Writers write. That’s it. Simple.
Motivation to write is at an all-time high. More people write now than in any other era. Today, I want to address the people who are writing for publication. What motivates you? What brings you to your work in progress every day? Do you write every day?
As a writer, and yes, I call myself one, I’ve noticed that many writers need motivation. There’s a trend: writers who don’t need motivation are published authors. They’re the ones who have books on the shelves in your local bookstore. They’re the ones who write every day.
I’m not saying writers with less discipline won’t get published; it’s just that they need more of a shove to get their thoughts on paper, and I’m looking to find out why that is.

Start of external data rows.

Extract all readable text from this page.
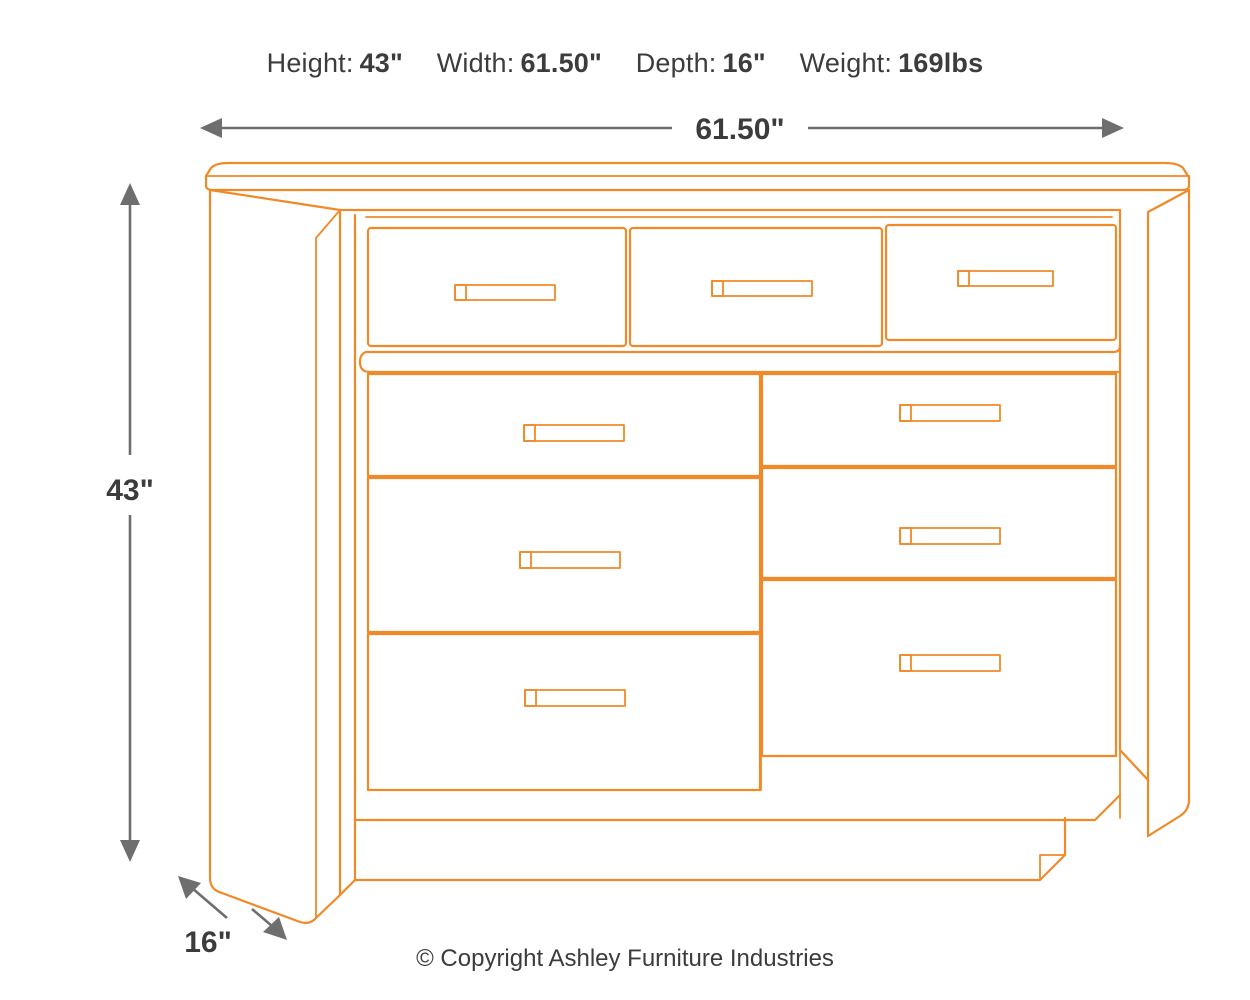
Height: 43" Width: 61.50" Depth: 16" Weight: 169lbs
61.50"
43"
16"	© Copyright Ashley Furniture Industries
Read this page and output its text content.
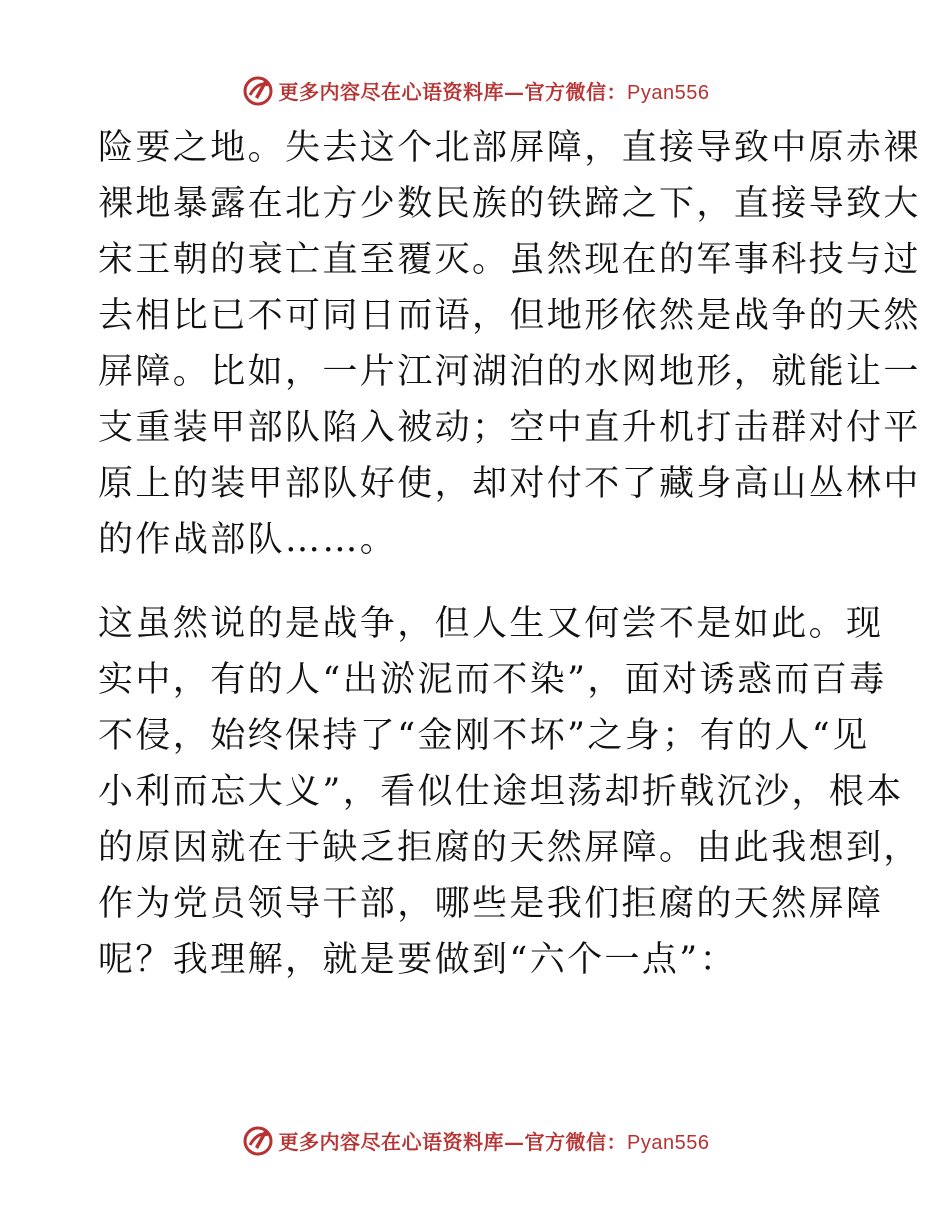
更多内容尽在心语资料库—官方微信：Pyan556
险要之地。失去这个北部屏障，直接导致中原赤裸
裸地暴露在北方少数民族的铁蹄之下，直接导致大
宋王朝的衰亡直至覆灭。虽然现在的军事科技与过
去相比已不可同日而语，但地形依然是战争的天然
屏障。比如，一片江河湖泊的水网地形，就能让一
支重装甲部队陷入被动；空中直升机打击群对付平
原上的装甲部队好使，却对付不了藏身高山丛林中
的作战部队……。
这虽然说的是战争，但人生又何尝不是如此。现
实中，有的人“出淤泥而不染”，面对诱惑而百毒
不侵，始终保持了“金刚不坏”之身；有的人“见
小利而忘大义”，看似仕途坦荡却折戟沉沙，根本
的原因就在于缺乏拒腐的天然屏障。由此我想到，
作为党员领导干部，哪些是我们拒腐的天然屏障
呢？我理解，就是要做到“六个一点”：
更多内容尽在心语资料库—官方微信：Pyan556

Literature is an occupation where you have to keep proving your talent to people who have none.
In his book, Fire in Fiction, Donald Maass, a literary agent in New York, pointed out that there are two kinds of writers: Status Seekers and Story Tellers.
Are you a status seeker? Do you want to tell everyone you’re a writer? Even if the piece you’ve written isn’t at its best, do you try and try again to get it published? When industry professionals explain why it isn’t ready, do you counter their claims with attitude? After that’s all done, did you go and self-publish? How many sold? To whom? Family and friends?

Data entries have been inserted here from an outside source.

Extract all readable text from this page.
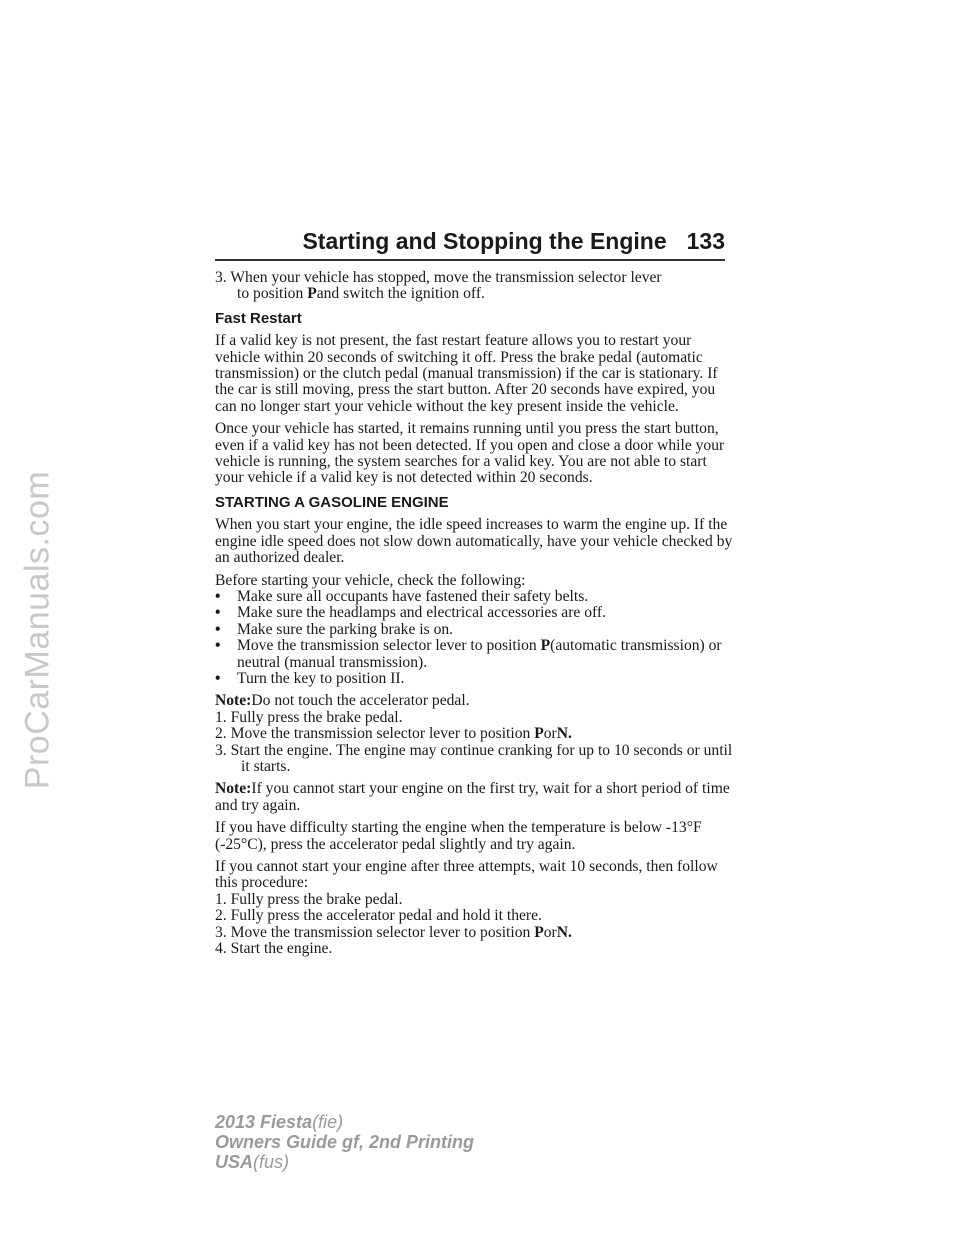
ProCarManuals.com
Starting and Stopping the Engine 133

3. When your vehicle has stopped, move the transmission selector lever
to position Pand switch the ignition off.

Fast Restart

If a valid key is not present, the fast restart feature allows you to restart your vehicle within 20 seconds of switching it off. Press the brake pedal (automatic transmission) or the clutch pedal (manual transmission) if the car is stationary. If the car is still moving, press the start button. After 20 seconds have expired, you can no longer start your vehicle without the key present inside the vehicle.

Once your vehicle has started, it remains running until you press the start button, even if a valid key has not been detected. If you open and close a door while your vehicle is running, the system searches for a valid key. You are not able to start your vehicle if a valid key is not detected within 20 seconds.

STARTING A GASOLINE ENGINE

When you start your engine, the idle speed increases to warm the engine up. If the engine idle speed does not slow down automatically, have your vehicle checked by an authorized dealer.

Before starting your vehicle, check the following:
• Make sure all occupants have fastened their safety belts.
• Make sure the headlamps and electrical accessories are off.
• Make sure the parking brake is on.
• Move the transmission selector lever to position P(automatic transmission) or neutral (manual transmission).
• Turn the key to position II.
Note:Do not touch the accelerator pedal.
1. Fully press the brake pedal.
2. Move the transmission selector lever to position PorN.
3. Start the engine. The engine may continue cranking for up to 10 seconds or until it starts.

Note:If you cannot start your engine on the first try, wait for a short period of time and try again.

If you have difficulty starting the engine when the temperature is below -13°F (-25°C), press the accelerator pedal slightly and try again.

If you cannot start your engine after three attempts, wait 10 seconds, then follow this procedure:
1. Fully press the brake pedal.
2. Fully press the accelerator pedal and hold it there.
3. Move the transmission selector lever to position PorN.
4. Start the engine.
2013 Fiesta(fie)
Owners Guide gf, 2nd Printing
USA(fus)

My point isn’t to berate. I want to know, are you a writer, or do you call yourself one?
For storytellers, the game is different. I consider myself a storyteller. I am currently writing my fourth novel. I’ve written fifty short stories. I’ve been published in two different newspapers, winning several contests. Recently, two different anthologies have accepted three short stories, which will be published early next year.
The reason for this is that I tell stories. I’ve got too many floating around, yearning for the empty page. I started writing the novel I queried in 2003. I’ve done four revisions with a professional freelance editor out of New York with countless drafts to ensure it’s just right.
Around 2006, in my seventh draft, I decided to hit the delete button and re-write the entire novel in my current voice. I felt each scene would be better served to write it fresh instead of constantly trying to tweak my two-year-old writing.
That’s over seven years of working on the same manuscript. The average writer gets their first deal after eleven years. I still have a way to go as I want my story told properly.
Are you a storyteller? Do you write because you love it? Are you passionate about it? If you are, then it’s not work. Love what you do, and you’ll never work a day in your life.
Tell me your story. How long have you been at it?
What are your successes?
What are your goals?
Are you a storyteller?
Are you a writer?
You can be both. Just don’t be status seekers.
We get so accustomed to disguising ourselves to others that, in the end, we become disguised to ourselves.